32.4.6 Prophylaxis programme against blindness due to vitamin a deficiency

The programme was initiated by the Government in 1970. Under this programme children in age group 1-5 years are given an oral dose of 0.2 million I.U. of Vitamin A in oil every 6 months. During 1980, the Department of Food introduced a scheme of Fortification of Milk with Vitamin A to prevent nutritional blindness. At present there are 42 dairies in the country implementing this scheme.

32.4.7 Goitre control programme

A National Goitre Control Programme was initiated by the Government of India in 1962 to identify goitre endemic regions and to assess the impact of goitre control measure. The availability and production of iodized salt, strengthening of administrative machinery controlling the entry of non-iodized salt in the endemic regions have been recommended as measures to improve the implementation of the programme.

32.4.8 National diarrhoeal diseases control programme

The programme was launched in 1981 to reduce the mortality in children below five years due to diarrheal diseases through introduction of Oral Rehydration Therapy (ORT). The high priority accorded to the Programme is part of the package of services rendered under the MCH programme which was initiated during 1980-85 has now been strengthened extensively. The Anganwadi Centers of the ICDS Scheme have served as nucleus for the propagation of Oral Rehydration Therapy (ORT) which has been found to be an effective measure of preventing dehydration caused by diarrhea.

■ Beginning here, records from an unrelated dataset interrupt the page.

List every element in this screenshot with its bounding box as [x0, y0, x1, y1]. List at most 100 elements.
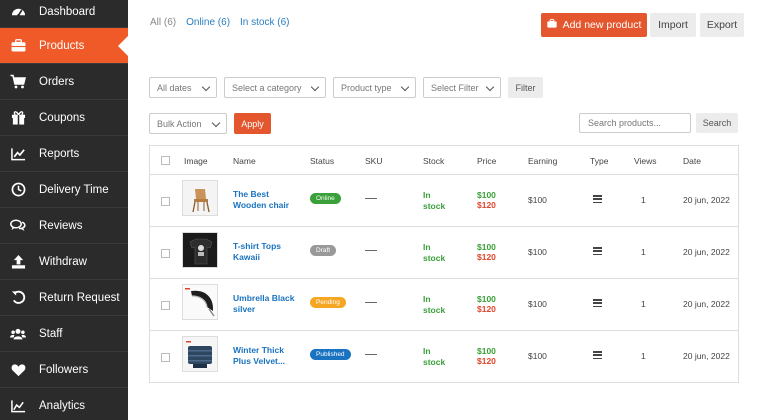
sidebar-item-products[interactable]: Products [0, 28, 129, 64]
product-image-tshirt[interactable] [182, 232, 218, 268]
products-table: Image Name Status SKU Stock Price Earnin… [149, 145, 739, 383]
sidebar-item-followers[interactable]: Followers [0, 352, 128, 388]
heart-icon [10, 362, 26, 378]
filter-link-in-stock[interactable]: In stock (6) [240, 17, 289, 28]
chart-icon [10, 146, 26, 162]
price-cell: $100 $120 [477, 190, 496, 210]
status-badge: Pending [310, 297, 346, 308]
menu-icon [593, 195, 602, 205]
date-value: 20 jun, 2022 [683, 247, 730, 257]
select-filter-select[interactable]: Select Filter [423, 77, 501, 98]
status-badge: Draft [310, 245, 337, 256]
row-checkbox[interactable] [161, 353, 170, 362]
category-select[interactable]: Select a category [224, 77, 326, 98]
import-button[interactable]: Import [650, 13, 696, 37]
category-value: Select a category [232, 82, 302, 93]
sidebar-item-label: Reviews [39, 219, 83, 232]
sidebar-item-withdraw[interactable]: Withdraw [0, 244, 128, 280]
search-products-input[interactable] [579, 113, 691, 133]
sidebar-item-reviews[interactable]: Reviews [0, 208, 128, 244]
sidebar-item-dashboard[interactable]: Dashboard [0, 0, 128, 28]
chevron-down-icon [400, 82, 410, 92]
product-image-jacket[interactable] [182, 336, 218, 372]
sidebar-item-label: Followers [39, 363, 89, 376]
export-button[interactable]: Export [700, 13, 744, 37]
sku-empty-dash [365, 250, 377, 251]
sidebar-item-label: Coupons [39, 111, 86, 124]
apply-button[interactable]: Apply [234, 113, 271, 134]
price-regular: $100 [477, 346, 496, 356]
analytics-icon [10, 398, 26, 414]
price-regular: $100 [477, 294, 496, 304]
filter-link-online[interactable]: Online (6) [186, 17, 230, 28]
chevron-down-icon [201, 82, 211, 92]
views-count: 1 [641, 247, 646, 257]
select-filter-value: Select Filter [431, 82, 479, 93]
views-count: 1 [641, 351, 646, 361]
main-content: All (6) Online (6) In stock (6) Add new … [128, 0, 760, 420]
product-type-select[interactable]: Product type [333, 77, 416, 98]
chevron-down-icon [211, 118, 221, 128]
undo-icon [10, 290, 26, 306]
price-cell: $100 $120 [477, 294, 496, 314]
sidebar-item-staff[interactable]: Staff [0, 316, 128, 352]
earning-value: $100 [528, 195, 547, 205]
sidebar-item-analytics[interactable]: Analytics [0, 388, 128, 420]
filter-link-all[interactable]: All (6) [150, 17, 176, 28]
product-name-link[interactable]: The Best Wooden chair [233, 189, 303, 211]
search-button[interactable]: Search [696, 113, 738, 133]
date-value: 20 jun, 2022 [683, 351, 730, 361]
sidebar-item-delivery-time[interactable]: Delivery Time [0, 172, 128, 208]
price-cell: $100 $120 [477, 346, 496, 366]
row-checkbox[interactable] [161, 197, 170, 206]
cart-icon [10, 74, 26, 90]
column-header-date: Date [683, 156, 701, 166]
product-name-link[interactable]: T-shirt Tops Kawaii [233, 241, 303, 263]
select-all-checkbox[interactable] [161, 156, 170, 165]
price-regular: $100 [477, 190, 496, 200]
filter-button[interactable]: Filter [508, 77, 543, 98]
product-image-umbrella[interactable] [182, 284, 218, 320]
table-row: Winter Thick Plus Velvet... Published In… [150, 331, 738, 383]
sidebar-item-orders[interactable]: Orders [0, 64, 128, 100]
sidebar-item-reports[interactable]: Reports [0, 136, 128, 172]
gift-icon [10, 110, 26, 126]
sidebar-item-label: Analytics [39, 399, 86, 412]
date-value: 20 jun, 2022 [683, 195, 730, 205]
column-header-price: Price [477, 156, 497, 166]
briefcase-icon [546, 19, 557, 31]
column-header-image: Image [184, 156, 208, 166]
status-filter-links: All (6) Online (6) In stock (6) [150, 17, 290, 28]
sidebar-item-label: Orders [39, 75, 75, 88]
add-new-product-label: Add new product [562, 19, 642, 31]
price-regular: $100 [477, 242, 496, 252]
row-checkbox[interactable] [161, 249, 170, 258]
product-name-link[interactable]: Winter Thick Plus Velvet... [233, 345, 303, 367]
date-filter-value: All dates [157, 82, 192, 93]
column-header-sku: SKU [365, 156, 383, 166]
product-name-link[interactable]: Umbrella Black silver [233, 293, 303, 315]
earning-value: $100 [528, 247, 547, 257]
sidebar-item-label: Dashboard [39, 5, 96, 18]
date-filter-select[interactable]: All dates [149, 77, 217, 98]
table-row: T-shirt Tops Kawaii Draft In stock $100 … [150, 227, 738, 279]
product-image-chair[interactable] [182, 180, 218, 216]
sidebar-item-return-request[interactable]: Return Request [0, 280, 128, 316]
sidebar-item-label: Staff [39, 327, 63, 340]
status-badge: Online [310, 193, 341, 204]
sidebar: Dashboard Products Orders Coupons Report… [0, 0, 129, 420]
earning-value: $100 [528, 299, 547, 309]
sidebar-item-coupons[interactable]: Coupons [0, 100, 128, 136]
sidebar-item-label: Return Request [39, 291, 120, 304]
stock-status: In stock [423, 190, 446, 211]
views-count: 1 [641, 195, 646, 205]
add-new-product-button[interactable]: Add new product [541, 13, 647, 37]
chevron-down-icon [485, 82, 495, 92]
bulk-action-select[interactable]: Bulk Action [149, 113, 227, 134]
table-header: Image Name Status SKU Stock Price Earnin… [150, 146, 738, 175]
sku-empty-dash [365, 198, 377, 199]
dashboard-icon [10, 4, 26, 20]
product-type-value: Product type [341, 82, 392, 93]
sku-empty-dash [365, 354, 377, 355]
row-checkbox[interactable] [161, 301, 170, 310]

32.5 Function of the Food and Nutrition Board

The Food and Nutrition Board as reconstituted on 26 July 1990, advises Government, coordinates and reviews the activities. In regards to food and nutrition extension/education; development, production and popularization of nutritious. Foods and Beverages; measures required to combat deficiency diseases; and conservation and efficient utilization as well as argumentation of food resources by way of food preservation and processing.